To make candling simpler, a torch with a focused beam of strong should be used. However, the light produced should emit very little heat as this may damage the embryos inside the egg. Consequently, torches that are purposely made for candling should only be used. Light emitting diodes (LED) have now become the main source of concentrated light in these specialist torches, which use very little battery power. When selecting a torch also bear in mind that some eggs have lighter and thinner shells making it easier to see inside and will require less concentrated light. If you intend to candle hatching eggs with darker and thicker shells as well as light shells then it would make sense to purchase a torch with a stronger concentrated light source.
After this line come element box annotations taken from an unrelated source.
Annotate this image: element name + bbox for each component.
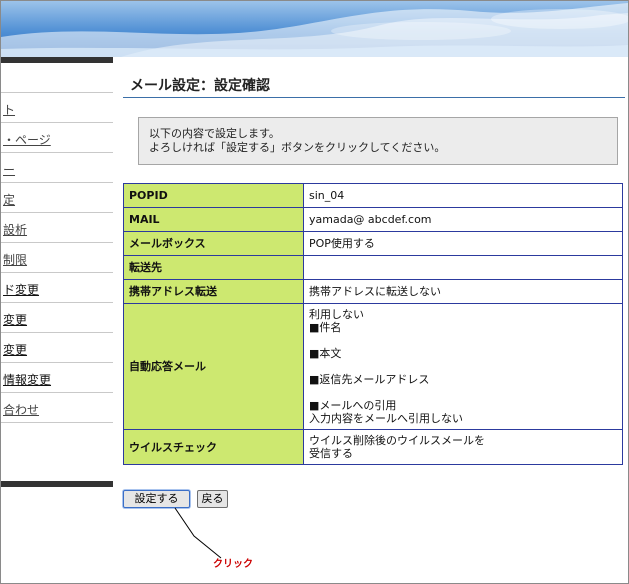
click-callout-arrow (174, 507, 222, 559)
click-annotation-label: クリック (213, 559, 253, 570)
browser-frame: ト ・ページ ー 定 設析 制限 ド変更 変更 変更 情報変更 合わせ メール設… (0, 0, 629, 584)
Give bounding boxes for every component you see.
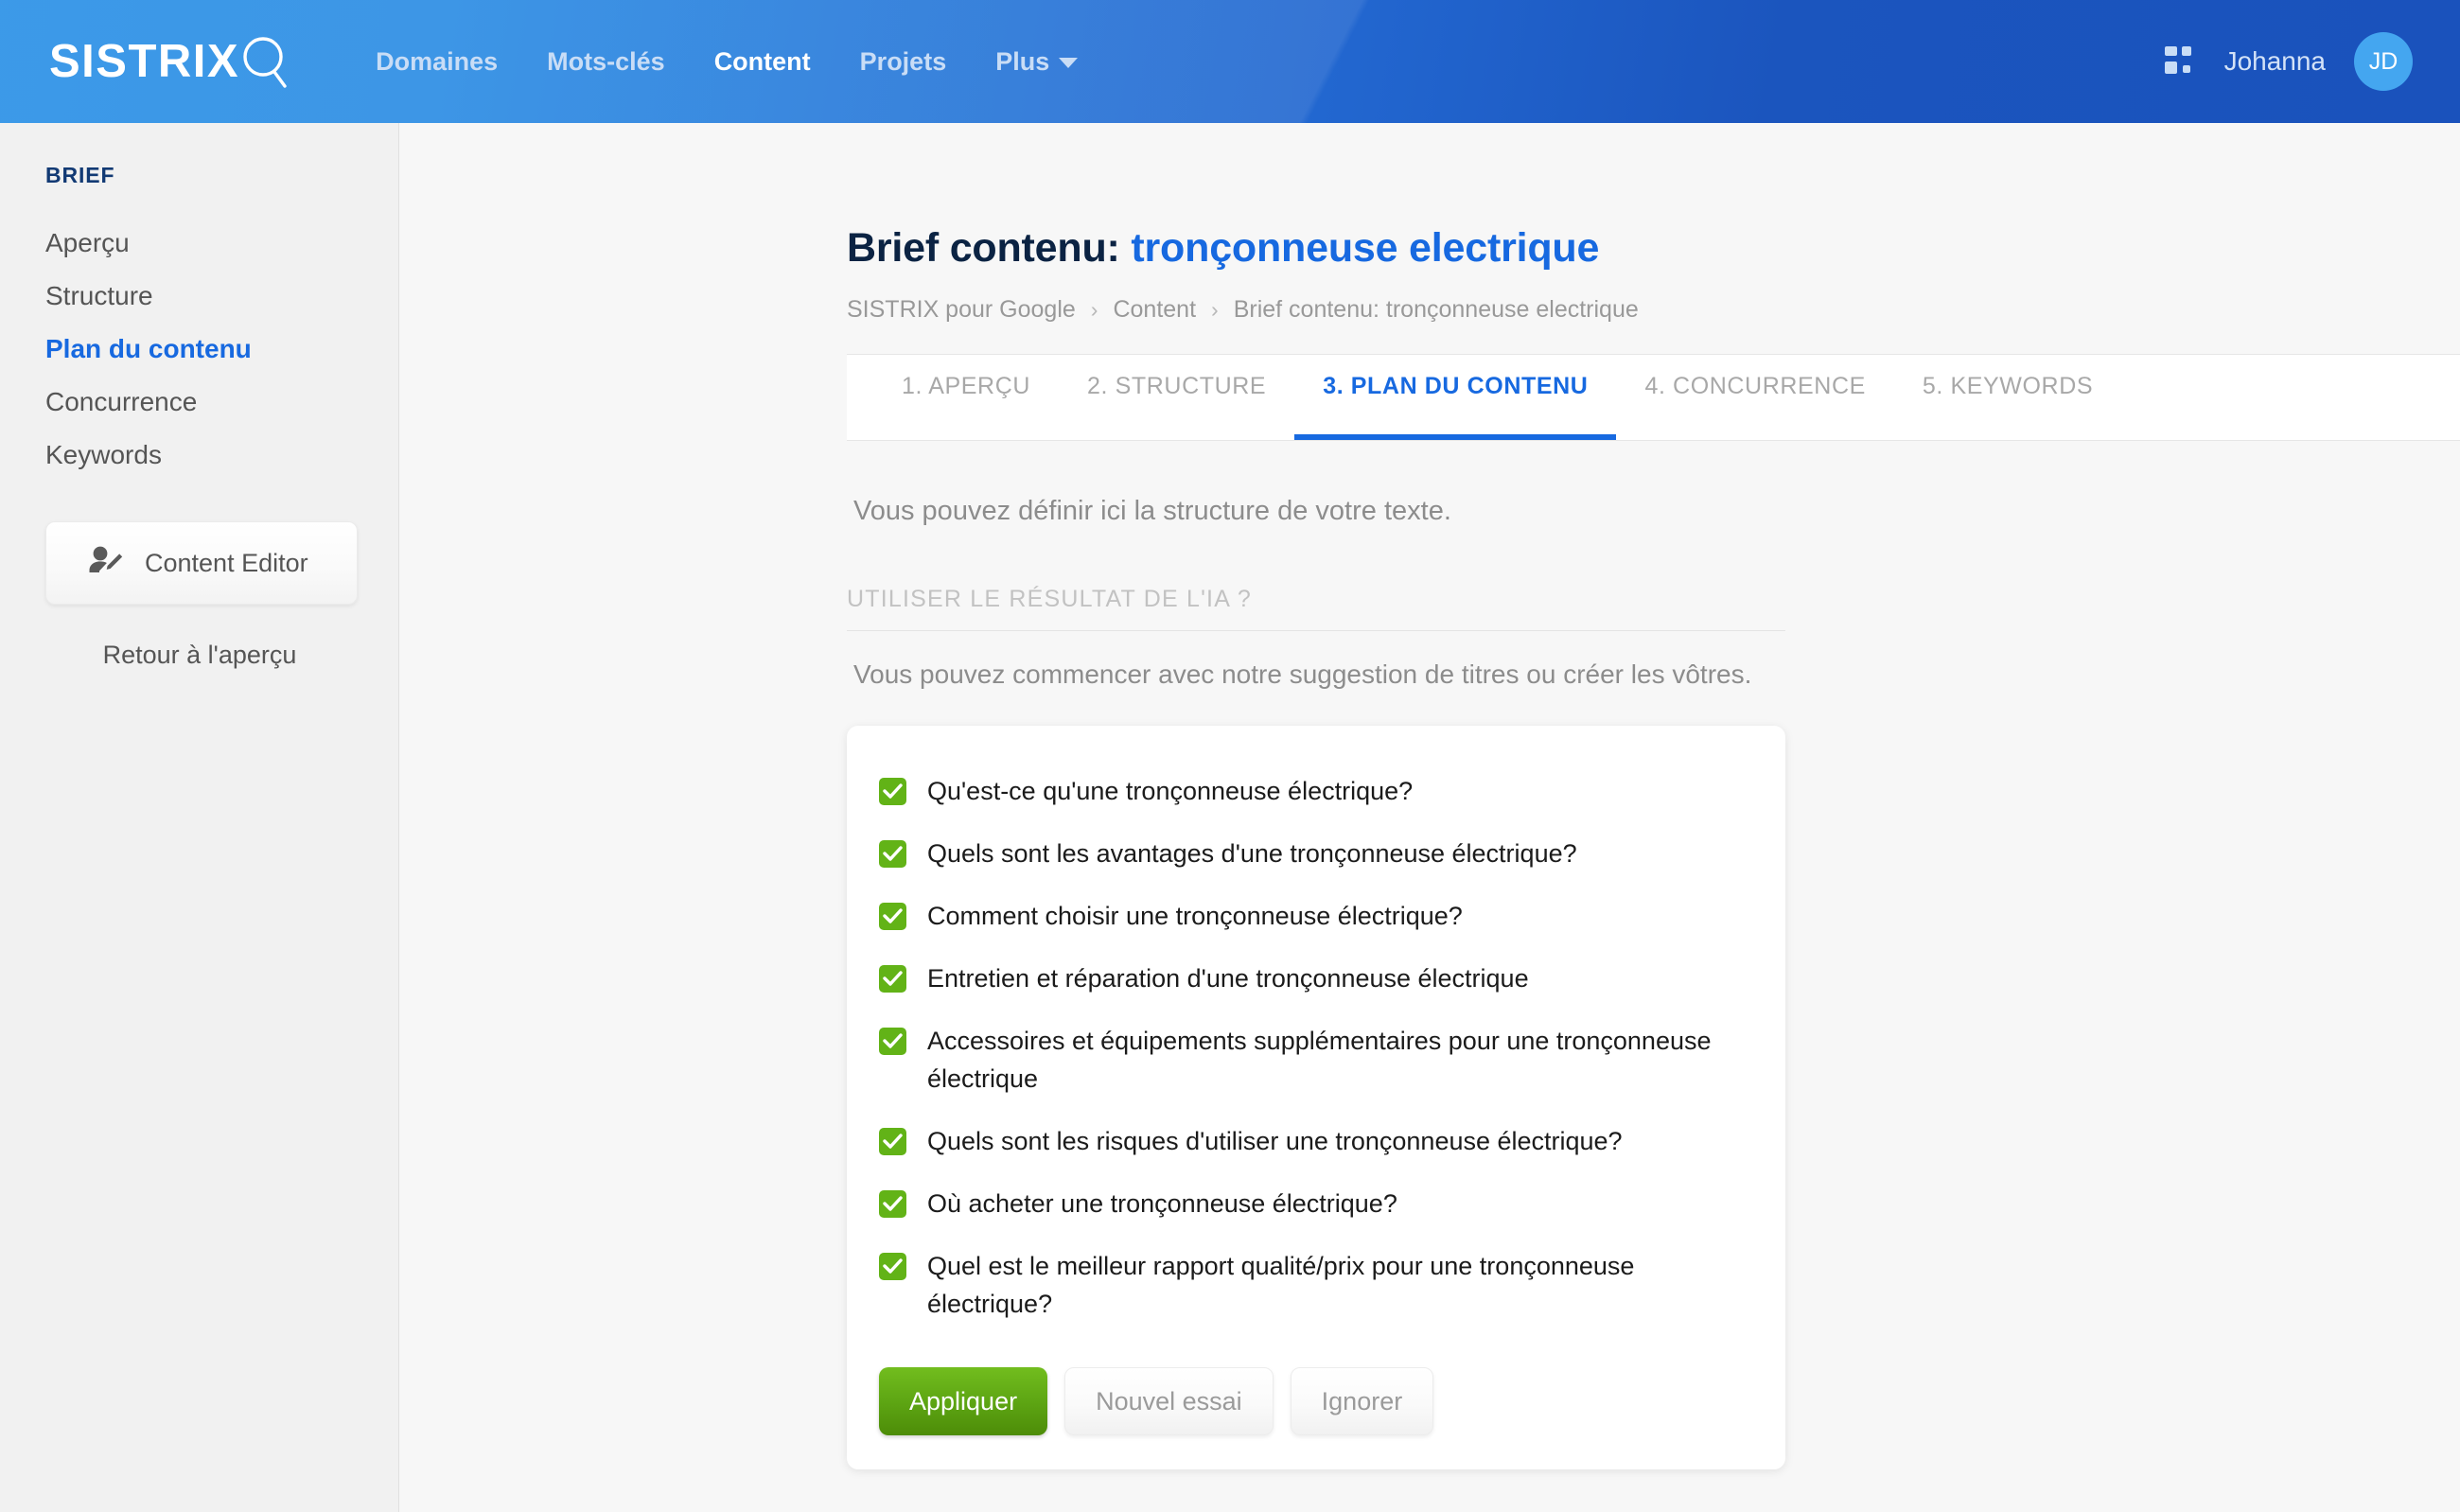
checkbox-checked-icon[interactable]: [879, 1253, 906, 1280]
nav-item-content[interactable]: Content: [690, 38, 835, 86]
sidebar-item-structure[interactable]: Structure: [0, 270, 398, 323]
main-content: Brief contenu: tronçonneuse electrique S…: [399, 123, 2460, 1512]
suggestion-item[interactable]: Accessoires et équipements supplémentair…: [879, 1010, 1748, 1110]
ignore-button[interactable]: Ignorer: [1290, 1367, 1434, 1435]
back-to-overview-link[interactable]: Retour à l'aperçu: [0, 641, 399, 670]
apply-button[interactable]: Appliquer: [879, 1367, 1048, 1435]
page-shell: BRIEF Aperçu Structure Plan du contenu C…: [0, 123, 2460, 1512]
user-name-label[interactable]: Johanna: [2224, 46, 2326, 77]
retry-button[interactable]: Nouvel essai: [1064, 1367, 1274, 1435]
sidebar-item-plan-du-contenu[interactable]: Plan du contenu: [0, 323, 398, 376]
page-title-prefix: Brief contenu:: [847, 225, 1120, 271]
suggestion-label: Qu'est-ce qu'une tronçonneuse électrique…: [927, 777, 1414, 805]
intro-text: Vous pouvez définir ici la structure de …: [853, 496, 1451, 526]
ai-section-heading: UTILISER LE RÉSULTAT DE L'IA ?: [847, 586, 1785, 631]
suggestion-item[interactable]: Qu'est-ce qu'une tronçonneuse électrique…: [879, 760, 1748, 822]
checkbox-checked-icon[interactable]: [879, 1128, 906, 1155]
page-title: Brief contenu: tronçonneuse electrique: [847, 225, 2460, 272]
sidebar-item-apercu[interactable]: Aperçu: [0, 217, 398, 270]
breadcrumb-item-content[interactable]: Content: [1113, 296, 1196, 324]
card-action-row: Appliquer Nouvel essai Ignorer: [879, 1367, 1748, 1435]
primary-nav: Domaines Mots-clés Content Projets Plus: [351, 38, 1102, 86]
chevron-down-icon: [1059, 57, 1079, 68]
suggestion-label: Entretien et réparation d'une tronçonneu…: [927, 964, 1529, 993]
nav-item-plus-label: Plus: [995, 46, 1050, 76]
tab-1-apercu[interactable]: 1. APERÇU: [873, 353, 1059, 440]
ai-section-subtext: Vous pouvez commencer avec notre suggest…: [853, 659, 1752, 689]
suggestion-item[interactable]: Comment choisir une tronçonneuse électri…: [879, 885, 1748, 947]
suggestion-item[interactable]: Où acheter une tronçonneuse électrique?: [879, 1172, 1748, 1235]
suggestion-label: Quel est le meilleur rapport qualité/pri…: [927, 1252, 1635, 1318]
checkbox-checked-icon[interactable]: [879, 1028, 906, 1055]
breadcrumb-item-sistrix-pour-google[interactable]: SISTRIX pour Google: [847, 296, 1076, 324]
suggestion-label: Comment choisir une tronçonneuse électri…: [927, 902, 1463, 930]
nav-item-plus[interactable]: Plus: [971, 38, 1102, 86]
sidebar-item-concurrence[interactable]: Concurrence: [0, 376, 398, 429]
brand-logo[interactable]: SISTRIX: [49, 33, 294, 90]
breadcrumb: SISTRIX pour Google › Content › Brief co…: [847, 296, 2460, 324]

Procedure For Egg Candling
Candling should start at day 4 of incubation and be carried out in a semi-dark environment. Remove all chicken eggs from the incubator and place them in egg cartons. Ensure lighting conditions are reduced and then in one hand hold one egg whilst placing the torch against the egg with your other hand. Visually inspect for non-fertile eggs, which will show as ‘clear’, and embryos that have begun to develop and stopped will often have a dark ring. These eggs must be discarded. Fertile eggs will show the embryo as a small spot with a web of blood vessels emanating from it. After studying each egg, return promising eggs back to the incubator. If you are little apprehensive in respect of certain eggs, lightly place a cross on them with a pencil and look at them again later. Over time, your experience and knowledge will increase, which will help you become more confident in selecting good eggs. It would also be beneficial to examine the contents of rejected eggs, as this will provide a valuable insight into what you had seen with the candling torch and what was physically happening inside the egg. You can continue to check and study the embryo development of your chicken eggs up to day 18 of incubation after which candling must stop to prevent injury to the forming chick.
Humidity And The Egg’s Air Sac
The air sac within an egg should enlarge during incubation as moisture evaporates. Consequently, if humidity levels within an incubator are correct the air sac will continue to increase each day. Conversely, if humidity is too high then the air sac will be smaller. However, if incubator conditions are too dry (very little humidity) then the air sac will be larger than expected.